La verità? Nessuno te lo dice, ma cuocere a fuoco lento permette ai sapori di amalgamarsi e di svilupparsi completamente, rendendo un semplice stufato in un piatto che molti apprezzano. Un dettaglio che molti trascurano è l’importanza di assaporare il piatto a fine cottura, per regolarne il sale e le spezie secondo il proprio gusto.

Assemblaggio del piatto finale

Ora che abbiamo sia le lagane che lo stufato di ceci, è il momento di assemblare il piatto. In una grande ciotola, disponiamo le lagane cotte al dente. Per ottenere un piatto equilibrato, è essenziale non scolare eccessivamente la pasta, in modo che possa assorbire parte del sugo di ceci.

Versiamo lo stufato di ceci sopra le lagane, cercando di distribuire i ceci in modo uniforme. La cremosità dei ceci si fonderà con la pasta, creando un piatto di notevole armonia. Infine, un tocco di olio extravergine di oliva a crudo e una spolverata di pepe nero possono arricchire ulteriormente il sapore finale.

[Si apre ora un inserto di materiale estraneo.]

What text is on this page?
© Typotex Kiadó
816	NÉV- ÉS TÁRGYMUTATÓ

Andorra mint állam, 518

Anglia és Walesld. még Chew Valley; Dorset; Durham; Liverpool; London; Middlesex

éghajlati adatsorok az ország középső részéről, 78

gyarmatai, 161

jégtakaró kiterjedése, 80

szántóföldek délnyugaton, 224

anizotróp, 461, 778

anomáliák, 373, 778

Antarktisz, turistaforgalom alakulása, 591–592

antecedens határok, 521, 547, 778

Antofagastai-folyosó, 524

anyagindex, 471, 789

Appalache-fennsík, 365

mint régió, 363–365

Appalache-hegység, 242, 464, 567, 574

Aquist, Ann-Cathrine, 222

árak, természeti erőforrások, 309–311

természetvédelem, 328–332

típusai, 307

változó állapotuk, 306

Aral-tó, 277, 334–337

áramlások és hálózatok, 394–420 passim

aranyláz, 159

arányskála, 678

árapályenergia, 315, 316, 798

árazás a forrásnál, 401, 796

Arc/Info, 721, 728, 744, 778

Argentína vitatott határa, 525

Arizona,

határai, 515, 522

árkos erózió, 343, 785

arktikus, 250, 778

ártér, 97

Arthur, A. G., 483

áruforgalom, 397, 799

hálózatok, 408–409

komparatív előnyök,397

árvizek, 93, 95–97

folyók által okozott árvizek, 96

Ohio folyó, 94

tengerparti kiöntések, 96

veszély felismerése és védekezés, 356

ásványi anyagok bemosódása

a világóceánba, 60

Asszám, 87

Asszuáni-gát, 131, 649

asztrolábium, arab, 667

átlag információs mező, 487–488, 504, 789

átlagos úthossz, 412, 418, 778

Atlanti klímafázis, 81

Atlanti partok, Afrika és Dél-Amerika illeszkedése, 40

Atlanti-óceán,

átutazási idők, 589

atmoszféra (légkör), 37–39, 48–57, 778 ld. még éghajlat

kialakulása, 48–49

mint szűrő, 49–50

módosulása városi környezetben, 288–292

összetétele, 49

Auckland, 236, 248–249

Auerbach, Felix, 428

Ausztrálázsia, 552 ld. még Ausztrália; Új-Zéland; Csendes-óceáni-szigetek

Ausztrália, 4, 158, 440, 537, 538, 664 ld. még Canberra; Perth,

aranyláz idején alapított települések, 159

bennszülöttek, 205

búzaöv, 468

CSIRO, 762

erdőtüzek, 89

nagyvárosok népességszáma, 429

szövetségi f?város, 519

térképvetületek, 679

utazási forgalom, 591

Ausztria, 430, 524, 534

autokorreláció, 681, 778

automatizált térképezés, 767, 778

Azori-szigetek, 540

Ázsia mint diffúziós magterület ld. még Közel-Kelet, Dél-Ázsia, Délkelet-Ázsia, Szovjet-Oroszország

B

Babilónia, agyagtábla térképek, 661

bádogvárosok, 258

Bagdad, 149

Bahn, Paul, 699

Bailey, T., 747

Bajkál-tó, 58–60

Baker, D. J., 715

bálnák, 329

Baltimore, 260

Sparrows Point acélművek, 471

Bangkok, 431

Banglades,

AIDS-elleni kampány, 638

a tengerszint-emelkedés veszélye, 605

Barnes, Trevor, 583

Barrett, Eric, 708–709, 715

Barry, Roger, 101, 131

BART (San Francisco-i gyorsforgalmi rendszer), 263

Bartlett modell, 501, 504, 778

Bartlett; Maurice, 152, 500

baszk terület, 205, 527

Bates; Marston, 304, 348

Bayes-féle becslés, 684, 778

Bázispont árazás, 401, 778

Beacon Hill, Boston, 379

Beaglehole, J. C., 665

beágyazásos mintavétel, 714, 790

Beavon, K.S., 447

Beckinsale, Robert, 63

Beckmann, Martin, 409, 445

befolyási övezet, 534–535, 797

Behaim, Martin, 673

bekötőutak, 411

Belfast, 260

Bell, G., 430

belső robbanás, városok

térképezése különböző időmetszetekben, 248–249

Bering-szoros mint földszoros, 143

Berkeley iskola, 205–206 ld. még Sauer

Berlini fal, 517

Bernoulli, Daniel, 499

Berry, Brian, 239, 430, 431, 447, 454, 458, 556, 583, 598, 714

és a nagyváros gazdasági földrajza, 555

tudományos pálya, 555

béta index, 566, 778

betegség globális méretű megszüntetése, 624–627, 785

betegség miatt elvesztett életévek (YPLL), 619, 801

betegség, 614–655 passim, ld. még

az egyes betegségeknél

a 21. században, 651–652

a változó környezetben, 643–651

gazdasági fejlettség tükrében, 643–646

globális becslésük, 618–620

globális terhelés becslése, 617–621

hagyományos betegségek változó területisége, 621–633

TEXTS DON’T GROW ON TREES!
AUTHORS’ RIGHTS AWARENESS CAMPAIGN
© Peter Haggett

Molti non sanno che questa pietanza può essere gustata anche il giorno dopo, quando i sapori si sono amalgamati ulteriormente, regalando un’esperienza gastronomica ancora più intensa. È un piatto che racconta storie di tradizione e convivialità, e che merita di essere riscoperto in ogni sua sfumatura.

FAQ

  • Qual è la differenza principale tra lagane e tagliatelle? Le lagane sono più spesse rispetto alle tagliatelle, il che conferisce loro una consistenza unica e una maggiore capacità di trattenere i condimenti.
  • Posso utilizzare farine diverse per le lagane? Sì, è possibile utilizzare farine diverse, ma è consigliabile optare per una farina di grano duro di alta qualità per garantire una buona elasticità e sapore.
  • Quanto tempo deve riposare l’impasto delle lagane? L’impasto delle lagane dovrebbe riposare per circa mezz’ora per permettere al glutine di rilassarsi, facilitando così la stesura della pasta.
  • Come posso rendere i ceci più digeribili durante la preparazione? Per rendere i ceci più digeribili, è importante metterli in ammollo per almeno 12 ore prima della cottura, riducendo i tempi di cottura e migliorando la loro digeribilità.
  • È possibile utilizzare ceci in scatola per lo stufato? Sì, è possibile utilizzare ceci in scatola, ma è consigliabile sciacquarli bene e considerarli già cotti, quindi ridurre i tempi di cottura dello stufato.